The day after the November 15 meeting, the client e-mailed the agent stating that she has lost $24,000 in premiums over the life of the policy and now faces having no life insurance at all. She goes on to state that she thinks it is the agent’s fault that she is now in this dire situation and is very unhappy. She also threatened possible legal action if the agent doesn’t “make it right.” On March 23, 2018, the client filed a lawsuit against the agent for negligence and misrepresentation. On March 25th, the agent placed her errors and omissions insurance carrier on notice of this claim for the first time.
The agent’s errors and omissions policy (“E&O policy”) has a policy period of January 1, 2018 to January 1, 2019. As is typical for most E&O policies, the agent’s E&O policy was issued on a “claims made and reported” basis.
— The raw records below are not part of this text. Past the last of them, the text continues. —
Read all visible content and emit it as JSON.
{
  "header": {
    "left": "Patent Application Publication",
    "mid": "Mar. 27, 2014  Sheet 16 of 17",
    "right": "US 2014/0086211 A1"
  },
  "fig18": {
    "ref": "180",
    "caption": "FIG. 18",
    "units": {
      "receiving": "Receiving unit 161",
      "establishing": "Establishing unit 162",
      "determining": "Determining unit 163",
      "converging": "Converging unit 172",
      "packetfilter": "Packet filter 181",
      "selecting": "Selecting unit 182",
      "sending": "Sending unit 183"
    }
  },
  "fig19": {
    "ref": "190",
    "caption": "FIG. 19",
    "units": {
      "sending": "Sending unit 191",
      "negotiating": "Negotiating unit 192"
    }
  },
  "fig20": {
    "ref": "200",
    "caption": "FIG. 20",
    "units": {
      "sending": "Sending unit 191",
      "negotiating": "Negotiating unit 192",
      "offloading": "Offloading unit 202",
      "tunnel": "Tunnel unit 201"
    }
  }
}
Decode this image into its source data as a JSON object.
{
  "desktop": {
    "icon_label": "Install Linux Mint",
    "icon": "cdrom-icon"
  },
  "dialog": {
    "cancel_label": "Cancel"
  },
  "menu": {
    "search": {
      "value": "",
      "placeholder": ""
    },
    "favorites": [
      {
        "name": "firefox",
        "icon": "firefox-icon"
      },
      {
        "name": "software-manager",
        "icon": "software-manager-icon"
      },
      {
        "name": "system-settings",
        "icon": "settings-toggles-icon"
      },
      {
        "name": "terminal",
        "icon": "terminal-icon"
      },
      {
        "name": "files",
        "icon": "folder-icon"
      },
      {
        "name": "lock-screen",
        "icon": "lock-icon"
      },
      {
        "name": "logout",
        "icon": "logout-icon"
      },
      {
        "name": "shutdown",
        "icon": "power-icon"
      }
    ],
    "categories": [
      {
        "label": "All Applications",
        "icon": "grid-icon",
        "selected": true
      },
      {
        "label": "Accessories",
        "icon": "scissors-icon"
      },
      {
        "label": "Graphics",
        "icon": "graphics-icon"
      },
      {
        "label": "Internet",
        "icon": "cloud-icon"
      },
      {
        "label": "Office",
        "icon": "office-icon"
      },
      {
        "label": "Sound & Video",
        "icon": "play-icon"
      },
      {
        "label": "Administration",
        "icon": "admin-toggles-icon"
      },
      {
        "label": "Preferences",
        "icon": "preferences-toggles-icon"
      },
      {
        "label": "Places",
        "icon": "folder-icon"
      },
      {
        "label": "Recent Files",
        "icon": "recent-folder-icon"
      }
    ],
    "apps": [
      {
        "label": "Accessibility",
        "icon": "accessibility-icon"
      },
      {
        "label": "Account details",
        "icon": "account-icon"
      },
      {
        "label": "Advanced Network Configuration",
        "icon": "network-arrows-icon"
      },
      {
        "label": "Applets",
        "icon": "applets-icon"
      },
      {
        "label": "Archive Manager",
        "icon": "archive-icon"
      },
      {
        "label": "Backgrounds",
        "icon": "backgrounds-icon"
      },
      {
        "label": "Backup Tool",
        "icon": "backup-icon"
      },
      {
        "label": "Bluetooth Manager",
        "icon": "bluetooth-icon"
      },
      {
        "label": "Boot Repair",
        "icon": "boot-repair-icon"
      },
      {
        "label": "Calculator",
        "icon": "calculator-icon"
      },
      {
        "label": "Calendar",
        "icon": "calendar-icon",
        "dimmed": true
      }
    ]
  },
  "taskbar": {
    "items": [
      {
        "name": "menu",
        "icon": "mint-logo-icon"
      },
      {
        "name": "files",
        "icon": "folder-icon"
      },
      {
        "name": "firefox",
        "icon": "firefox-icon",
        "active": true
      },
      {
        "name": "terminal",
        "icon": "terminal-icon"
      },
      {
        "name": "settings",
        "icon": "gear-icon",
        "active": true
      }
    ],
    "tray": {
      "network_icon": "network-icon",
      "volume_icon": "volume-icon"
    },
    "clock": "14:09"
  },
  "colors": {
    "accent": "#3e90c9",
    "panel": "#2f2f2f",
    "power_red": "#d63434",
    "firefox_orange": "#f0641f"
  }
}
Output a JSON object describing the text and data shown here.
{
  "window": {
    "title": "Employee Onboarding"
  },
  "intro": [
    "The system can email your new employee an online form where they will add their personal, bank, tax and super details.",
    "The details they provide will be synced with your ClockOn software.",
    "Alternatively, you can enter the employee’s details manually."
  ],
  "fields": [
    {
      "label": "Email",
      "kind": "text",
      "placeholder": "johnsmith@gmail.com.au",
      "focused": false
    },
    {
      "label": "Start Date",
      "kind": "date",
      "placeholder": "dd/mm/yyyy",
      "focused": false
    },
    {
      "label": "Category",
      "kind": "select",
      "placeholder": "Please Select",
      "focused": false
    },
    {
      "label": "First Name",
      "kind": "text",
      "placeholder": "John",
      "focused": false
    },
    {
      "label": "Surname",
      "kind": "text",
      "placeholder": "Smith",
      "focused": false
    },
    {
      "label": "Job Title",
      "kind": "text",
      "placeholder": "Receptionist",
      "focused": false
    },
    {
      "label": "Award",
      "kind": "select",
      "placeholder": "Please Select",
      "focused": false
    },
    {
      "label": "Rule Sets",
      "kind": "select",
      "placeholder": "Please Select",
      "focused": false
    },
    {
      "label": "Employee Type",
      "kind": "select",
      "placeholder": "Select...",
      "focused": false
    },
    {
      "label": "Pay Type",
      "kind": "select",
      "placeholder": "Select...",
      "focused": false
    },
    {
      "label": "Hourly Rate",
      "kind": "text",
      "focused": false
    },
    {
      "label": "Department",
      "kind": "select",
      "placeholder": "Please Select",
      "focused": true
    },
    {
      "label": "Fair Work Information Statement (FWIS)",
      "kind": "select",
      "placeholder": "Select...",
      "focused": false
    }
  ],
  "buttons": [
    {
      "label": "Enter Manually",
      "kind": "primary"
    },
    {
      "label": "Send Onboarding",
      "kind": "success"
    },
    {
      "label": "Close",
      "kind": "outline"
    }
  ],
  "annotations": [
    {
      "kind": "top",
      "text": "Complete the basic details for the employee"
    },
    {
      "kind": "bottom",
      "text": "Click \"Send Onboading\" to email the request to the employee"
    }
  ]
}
This means that a claim must be first made and reported within the policy period or the 60-day automatic reporting period. In this case, the threatening conversation followed by the e-mail may well constitute a claim under the E&O policy. If the November e-mail meets the definition for a claim under the policy, there may be no coverage as the claim was first made prior to the inception of the policy period.
E&O policies also typically include “prior knowledge” provisions. This provision may preclude coverage if on or before the inception date of the policy, any Insured knew or could have reasonably foreseen that an alleged error or omission could result in a claim. In this scenario, assuming the e-mail does not rise to the level of a claim, the agent was aware that the client was irate, going to lose her life insurance policy, believed that the situation was the fault of the agent and was looking to the agent to “make it right.” Coverage for this matter would likely be denied since the agent could reasonably foresee that a claim was going to be made by this client prior to the inception of the policy.
LESSONS LEARNED:
- When dealing with a disgruntled customer, agents need to be aware of the reporting requirements of their errors and omissions insurance policies.While every situation and customer is different, an agent should err on the side of caution when reporting matters to their errors and omissions carrier. Failure to report claims or circumstances which could reasonably result in a claim can act to preclude coverage in certain circumstances.
- If an agent is unsure whether to report a claim or circumstance to their carrier, they should reach out to their broker or carrier contact as a precaution.
DISCLAIMER:
This material is provided for informational purposes only and should not be construed as legal advice. The information contained herein does not necessarily represent Aspen’s views, and reflects the opinion of the authors in light of market, regulatory and other conditions which may change over time. Aspen does not undertake a duty to update this information.